Der Kanton Zürich hat neu eine Biberfachstelle

Eine Bibermutter mit Nachwuchs. mz

Eine Bibermutter mit Nachwuchs. mz

Den Biberbestand zu sichern und gleichzeitig die Konflikte zwischen Mensch und Tier auf ein Minimum zu reduzieren: Das ist das Ziel der Biberfachstelle des Kantons Zürich, die am 1. Juli ihre Arbeit aufgenommen hat.

Wie die Baudirektion am Freitag mitteilte, hat sich der Biberbestand im Kanton Zürich erfreulich entwickelt. Im Jahre 2011 wurden rund 250 Tiere gezählt. Noch immer steht der Nager jedoch auf der Roten Liste der gefährdeten Arten und muss geschützt werden.

Als fleissiger Baumeister fällt der Biber Bäume, staut Bäche oder untergräbt zuweilen Strassen und Wege. Weil dies zu Konflikten führen kann, hat der Kanton Zürich 2012 ein Biberkonzept erlassen, das unter anderem auch die Schaffung einer Biberfachstelle vorsah.

Gedacht ist sie als Drehscheibe für alle Informationen rund um den Biber, aber auch als Anlaufstelle bei Schwierigkeiten mit dem Biber. Sie berät vor Ort Landeigentümer, Landwirte, Förster und weitere Betroffene, wie es in der Mitteilung heisst.

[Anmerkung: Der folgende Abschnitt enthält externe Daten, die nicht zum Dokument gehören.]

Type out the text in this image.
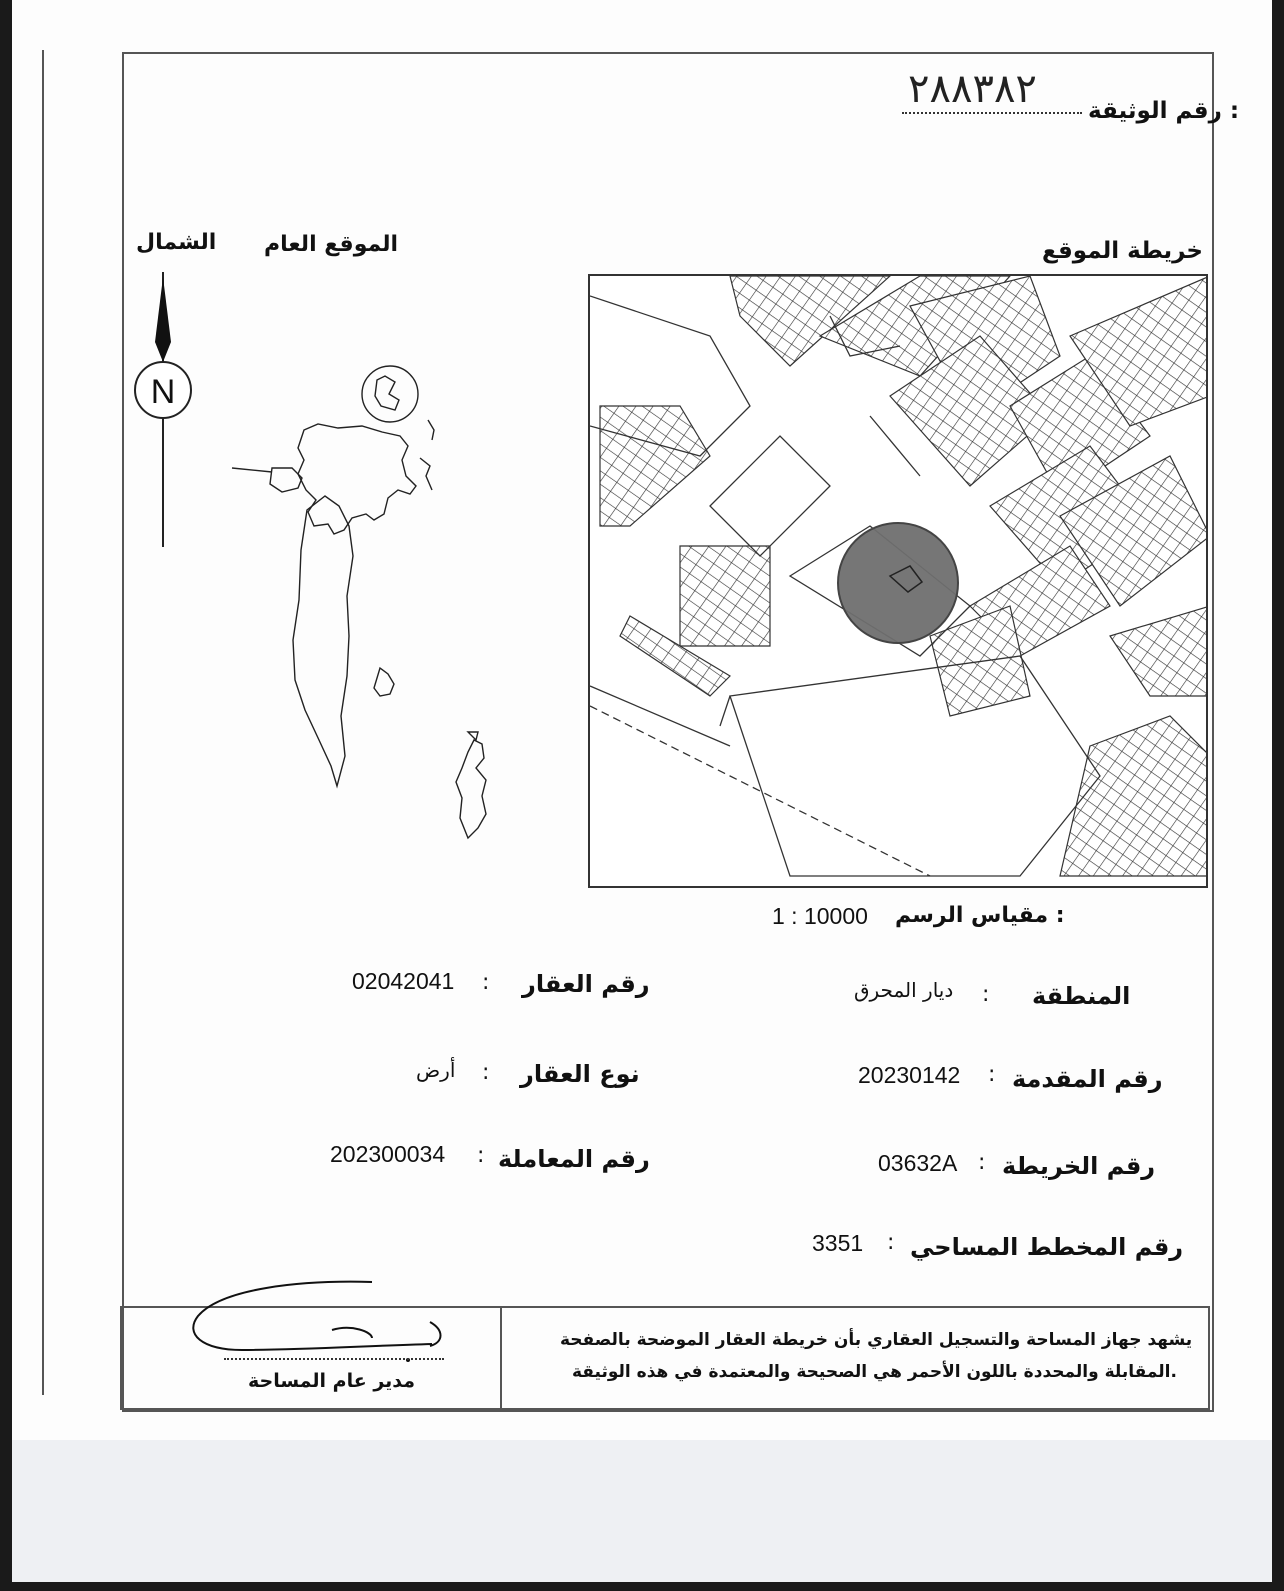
رقم الوثيقة :
٢٨٨٣٨٢
خريطة الموقع
الموقع العام
الشمال
N
مقياس الرسم :
1 : 10000
المنطقة
:
ديار المحرق
رقم المقدمة
:
20230142
رقم الخريطة
:
03632A
رقم المخطط المساحي
:
3351
رقم العقار
:
02042041
نوع العقار
:
أرض
رقم المعاملة
:
202300034
يشهد جهاز المساحة والتسجيل العقاري بأن خريطة العقار الموضحة بالصفحة
المقابلة والمحددة باللون الأحمر هي الصحيحة والمعتمدة في هذه الوثيقة.
مدير عام المساحة
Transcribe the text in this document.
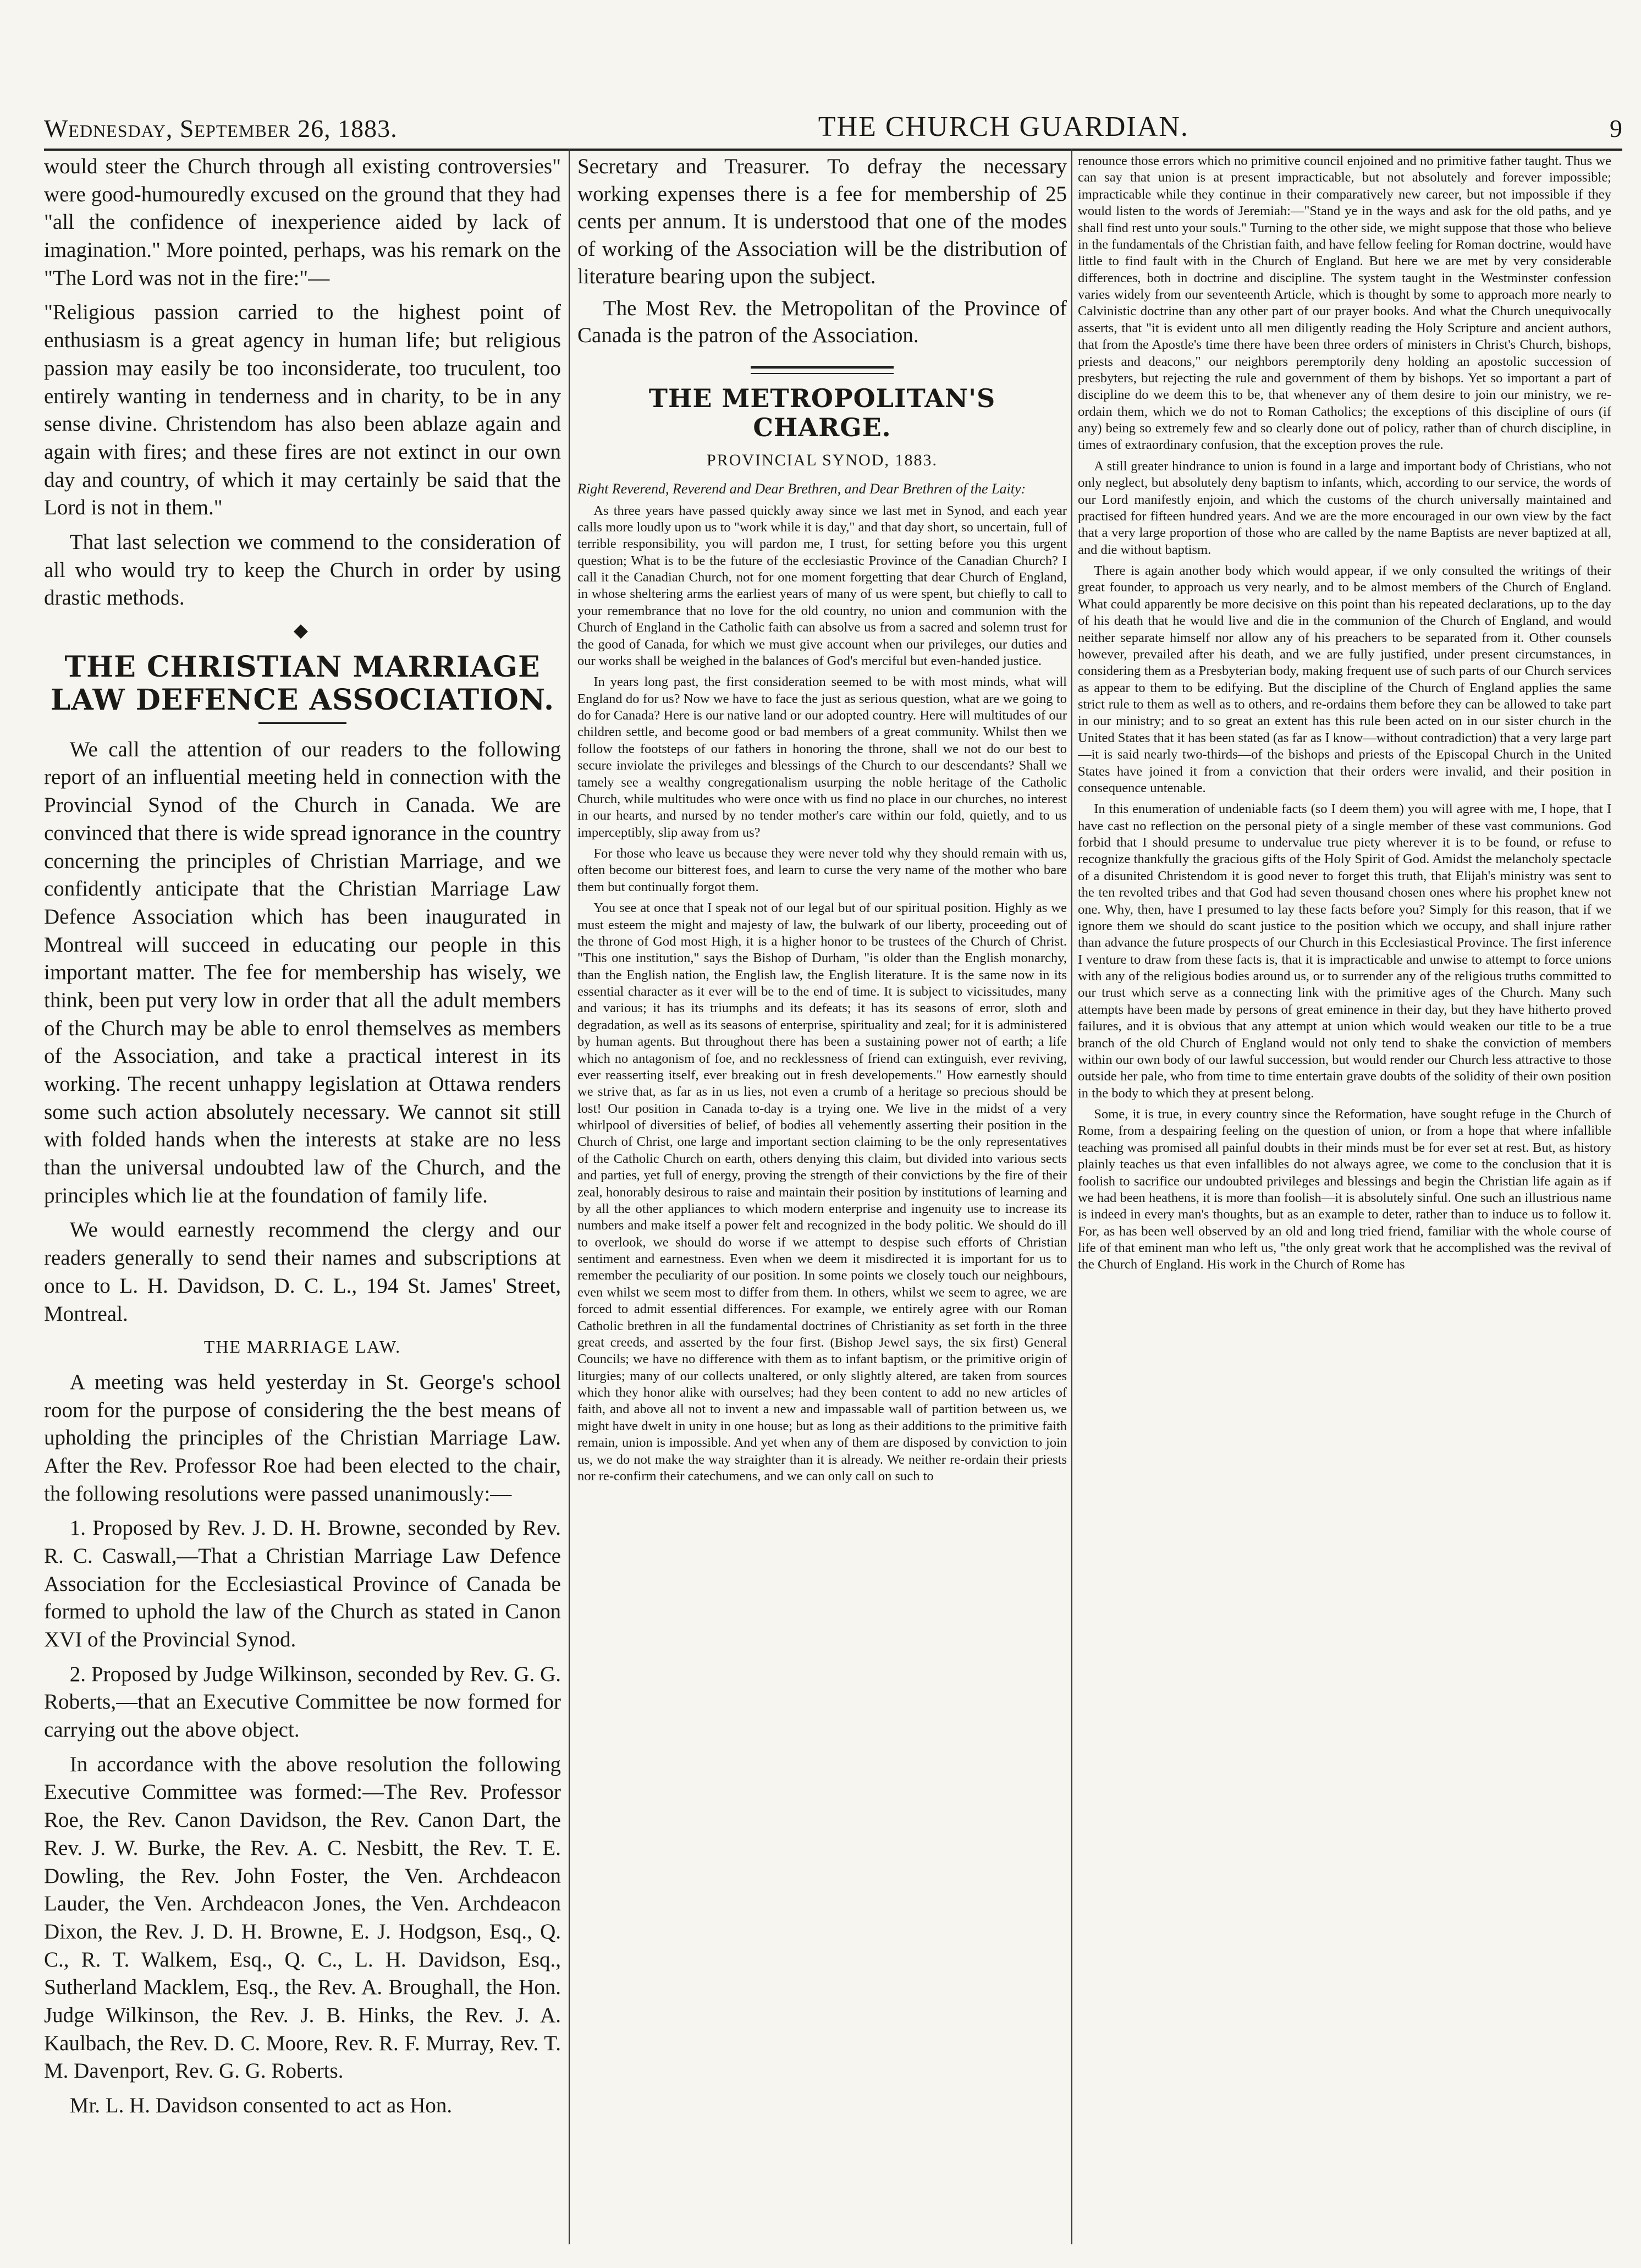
Wednesday, September 26, 1883.	THE CHURCH GUARDIAN.	9

would steer the Church through all existing controversies" were good-humouredly excused on the ground that they had "all the confidence of inexperience aided by lack of imagination." More pointed, perhaps, was his remark on the "The Lord was not in the fire:"—

"Religious passion carried to the highest point of enthusiasm is a great agency in human life; but religious passion may easily be too inconsiderate, too truculent, too entirely wanting in tenderness and in charity, to be in any sense divine. Christendom has also been ablaze again and again with fires; and these fires are not extinct in our own day and country, of which it may certainly be said that the Lord is not in them."

That last selection we commend to the consideration of all who would try to keep the Church in order by using drastic methods.

◆
THE CHRISTIAN MARRIAGE LAW DEFENCE ASSOCIATION.

We call the attention of our readers to the following report of an influential meeting held in connection with the Provincial Synod of the Church in Canada. We are convinced that there is wide spread ignorance in the country concerning the principles of Christian Marriage, and we confidently anticipate that the Christian Marriage Law Defence Association which has been inaugurated in Montreal will succeed in educating our people in this important matter. The fee for membership has wisely, we think, been put very low in order that all the adult members of the Church may be able to enrol themselves as members of the Association, and take a practical interest in its working. The recent unhappy legislation at Ottawa renders some such action absolutely necessary. We cannot sit still with folded hands when the interests at stake are no less than the universal undoubted law of the Church, and the principles which lie at the foundation of family life.

We would earnestly recommend the clergy and our readers generally to send their names and subscriptions at once to L. H. Davidson, D. C. L., 194 St. James' Street, Montreal.

THE MARRIAGE LAW.

A meeting was held yesterday in St. George's school room for the purpose of considering the the best means of upholding the principles of the Christian Marriage Law. After the Rev. Professor Roe had been elected to the chair, the following resolutions were passed unanimously:—

1. Proposed by Rev. J. D. H. Browne, seconded by Rev. R. C. Caswall,—That a Christian Marriage Law Defence Association for the Ecclesiastical Province of Canada be formed to uphold the law of the Church as stated in Canon XVI of the Provincial Synod.

2. Proposed by Judge Wilkinson, seconded by Rev. G. G. Roberts,—that an Executive Committee be now formed for carrying out the above object.

In accordance with the above resolution the following Executive Committee was formed:—The Rev. Professor Roe, the Rev. Canon Davidson, the Rev. Canon Dart, the Rev. J. W. Burke, the Rev. A. C. Nesbitt, the Rev. T. E. Dowling, the Rev. John Foster, the Ven. Archdeacon Lauder, the Ven. Archdeacon Jones, the Ven. Archdeacon Dixon, the Rev. J. D. H. Browne, E. J. Hodgson, Esq., Q. C., R. T. Walkem, Esq., Q. C., L. H. Davidson, Esq., Sutherland Macklem, Esq., the Rev. A. Broughall, the Hon. Judge Wilkinson, the Rev. J. B. Hinks, the Rev. J. A. Kaulbach, the Rev. D. C. Moore, Rev. R. F. Murray, Rev. T. M. Davenport, Rev. G. G. Roberts.

Mr. L. H. Davidson consented to act as Hon.

Secretary and Treasurer. To defray the necessary working expenses there is a fee for membership of 25 cents per annum. It is understood that one of the modes of working of the Association will be the distribution of literature bearing upon the subject.

The Most Rev. the Metropolitan of the Province of Canada is the patron of the Association.

THE METROPOLITAN'S CHARGE.
PROVINCIAL SYNOD, 1883.

Right Reverend, Reverend and Dear Brethren, and Dear Brethren of the Laity:

As three years have passed quickly away since we last met in Synod, and each year calls more loudly upon us to "work while it is day," and that day short, so uncertain, full of terrible responsibility, you will pardon me, I trust, for setting before you this urgent question; What is to be the future of the ecclesiastic Province of the Canadian Church? I call it the Canadian Church, not for one moment forgetting that dear Church of England, in whose sheltering arms the earliest years of many of us were spent, but chiefly to call to your remembrance that no love for the old country, no union and communion with the Church of England in the Catholic faith can absolve us from a sacred and solemn trust for the good of Canada, for which we must give account when our privileges, our duties and our works shall be weighed in the balances of God's merciful but even-handed justice.

In years long past, the first consideration seemed to be with most minds, what will England do for us? Now we have to face the just as serious question, what are we going to do for Canada? Here is our native land or our adopted country. Here will multitudes of our children settle, and become good or bad members of a great community. Whilst then we follow the footsteps of our fathers in honoring the throne, shall we not do our best to secure inviolate the privileges and blessings of the Church to our descendants? Shall we tamely see a wealthy congregationalism usurping the noble heritage of the Catholic Church, while multitudes who were once with us find no place in our churches, no interest in our hearts, and nursed by no tender mother's care within our fold, quietly, and to us imperceptibly, slip away from us?

For those who leave us because they were never told why they should remain with us, often become our bitterest foes, and learn to curse the very name of the mother who bare them but continually forgot them.

You see at once that I speak not of our legal but of our spiritual position. Highly as we must esteem the might and majesty of law, the bulwark of our liberty, proceeding out of the throne of God most High, it is a higher honor to be trustees of the Church of Christ. "This one institution," says the Bishop of Durham, "is older than the English monarchy, than the English nation, the English law, the English literature. It is the same now in its essential character as it ever will be to the end of time. It is subject to vicissitudes, many and various; it has its triumphs and its defeats; it has its seasons of error, sloth and degradation, as well as its seasons of enterprise, spirituality and zeal; for it is administered by human agents. But throughout there has been a sustaining power not of earth; a life which no antagonism of foe, and no recklessness of friend can extinguish, ever reviving, ever reasserting itself, ever breaking out in fresh developements." How earnestly should we strive that, as far as in us lies, not even a crumb of a heritage so precious should be lost! Our position in Canada to-day is a trying one. We live in the midst of a very whirlpool of diversities of belief, of bodies all vehemently asserting their position in the Church of Christ, one large and important section claiming to be the only representatives of the Catholic Church on earth, others denying this claim, but divided into various sects and parties, yet full of energy, proving the strength of their convictions by the fire of their zeal, honorably desirous to raise and maintain their position by institutions of learning and by all the other appliances to which modern enterprise and ingenuity use to increase its numbers and make itself a power felt and recognized in the body politic. We should do ill to overlook, we should do worse if we attempt to despise such efforts of Christian sentiment and earnestness. Even when we deem it misdirected it is important for us to remember the peculiarity of our position. In some points we closely touch our neighbours, even whilst we seem most to differ from them. In others, whilst we seem to agree, we are forced to admit essential differences. For example, we entirely agree with our Roman Catholic brethren in all the fundamental doctrines of Christianity as set forth in the three great creeds, and asserted by the four first. (Bishop Jewel says, the six first) General Councils; we have no difference with them as to infant baptism, or the primitive origin of liturgies; many of our collects unaltered, or only slightly altered, are taken from sources which they honor alike with ourselves; had they been content to add no new articles of faith, and above all not to invent a new and impassable wall of partition between us, we might have dwelt in unity in one house; but as long as their additions to the primitive faith remain, union is impossible. And yet when any of them are disposed by conviction to join us, we do not make the way straighter than it is already. We neither re-ordain their priests nor re-confirm their catechumens, and we can only call on such to

renounce those errors which no primitive council enjoined and no primitive father taught. Thus we can say that union is at present impracticable, but not absolutely and forever impossible; impracticable while they continue in their comparatively new career, but not impossible if they would listen to the words of Jeremiah:—"Stand ye in the ways and ask for the old paths, and ye shall find rest unto your souls." Turning to the other side, we might suppose that those who believe in the fundamentals of the Christian faith, and have fellow feeling for Roman doctrine, would have little to find fault with in the Church of England. But here we are met by very considerable differences, both in doctrine and discipline. The system taught in the Westminster confession varies widely from our seventeenth Article, which is thought by some to approach more nearly to Calvinistic doctrine than any other part of our prayer books. And what the Church unequivocally asserts, that "it is evident unto all men diligently reading the Holy Scripture and ancient authors, that from the Apostle's time there have been three orders of ministers in Christ's Church, bishops, priests and deacons," our neighbors peremptorily deny holding an apostolic succession of presbyters, but rejecting the rule and government of them by bishops. Yet so important a part of discipline do we deem this to be, that whenever any of them desire to join our ministry, we re-ordain them, which we do not to Roman Catholics; the exceptions of this discipline of ours (if any) being so extremely few and so clearly done out of policy, rather than of church discipline, in times of extraordinary confusion, that the exception proves the rule.

A still greater hindrance to union is found in a large and important body of Christians, who not only neglect, but absolutely deny baptism to infants, which, according to our service, the words of our Lord manifestly enjoin, and which the customs of the church universally maintained and practised for fifteen hundred years. And we are the more encouraged in our own view by the fact that a very large proportion of those who are called by the name Baptists are never baptized at all, and die without baptism.

There is again another body which would appear, if we only consulted the writings of their great founder, to approach us very nearly, and to be almost members of the Church of England. What could apparently be more decisive on this point than his repeated declarations, up to the day of his death that he would live and die in the communion of the Church of England, and would neither separate himself nor allow any of his preachers to be separated from it. Other counsels however, prevailed after his death, and we are fully justified, under present circumstances, in considering them as a Presbyterian body, making frequent use of such parts of our Church services as appear to them to be edifying. But the discipline of the Church of England applies the same strict rule to them as well as to others, and re-ordains them before they can be allowed to take part in our ministry; and to so great an extent has this rule been acted on in our sister church in the United States that it has been stated (as far as I know—without contradiction) that a very large part—it is said nearly two-thirds—of the bishops and priests of the Episcopal Church in the United States have joined it from a conviction that their orders were invalid, and their position in consequence untenable.

In this enumeration of undeniable facts (so I deem them) you will agree with me, I hope, that I have cast no reflection on the personal piety of a single member of these vast communions. God forbid that I should presume to undervalue true piety wherever it is to be found, or refuse to recognize thankfully the gracious gifts of the Holy Spirit of God. Amidst the melancholy spectacle of a disunited Christendom it is good never to forget this truth, that Elijah's ministry was sent to the ten revolted tribes and that God had seven thousand chosen ones where his prophet knew not one. Why, then, have I presumed to lay these facts before you? Simply for this reason, that if we ignore them we should do scant justice to the position which we occupy, and shall injure rather than advance the future prospects of our Church in this Ecclesiastical Province. The first inference I venture to draw from these facts is, that it is impracticable and unwise to attempt to force unions with any of the religious bodies around us, or to surrender any of the religious truths committed to our trust which serve as a connecting link with the primitive ages of the Church. Many such attempts have been made by persons of great eminence in their day, but they have hitherto proved failures, and it is obvious that any attempt at union which would weaken our title to be a true branch of the old Church of England would not only tend to shake the conviction of members within our own body of our lawful succession, but would render our Church less attractive to those outside her pale, who from time to time entertain grave doubts of the solidity of their own position in the body to which they at present belong.

Some, it is true, in every country since the Reformation, have sought refuge in the Church of Rome, from a despairing feeling on the question of union, or from a hope that where infallible teaching was promised all painful doubts in their minds must be for ever set at rest. But, as history plainly teaches us that even infallibles do not always agree, we come to the conclusion that it is foolish to sacrifice our undoubted privileges and blessings and begin the Christian life again as if we had been heathens, it is more than foolish—it is absolutely sinful. One such an illustrious name is indeed in every man's thoughts, but as an example to deter, rather than to induce us to follow it. For, as has been well observed by an old and long tried friend, familiar with the whole course of life of that eminent man who left us, "the only great work that he accomplished was the revival of the Church of England. His work in the Church of Rome has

Mit der Führung der Fachstelle hat die Fischerei- und Jagdverwaltung die Greifensee-Stiftung beauftragt. Sie ist - ebenfalls im Auftrag des Kantons - bereits verantwortlich für die Information und Aufsicht in den beiden Naturschutzgebieten Greifensee und Pfäffikersee. Geleitet wird die Fachstelle von Forstwart Urs Wegmann und der Biologin Laura Walther.

Die kantonale Fischerei- und Jagdverwaltung bleibt nach wie vor die verantwortliche Amtsstelle für die Umsetzung des Biberkonzepts. Sie erteilt Ausnahmegenehmigungen im Umgang mit dem Biber und entscheidet über Entschädigungen für Präventionsmassnahmen oder bei Schäden, die durch den Biber angerichtet werden,.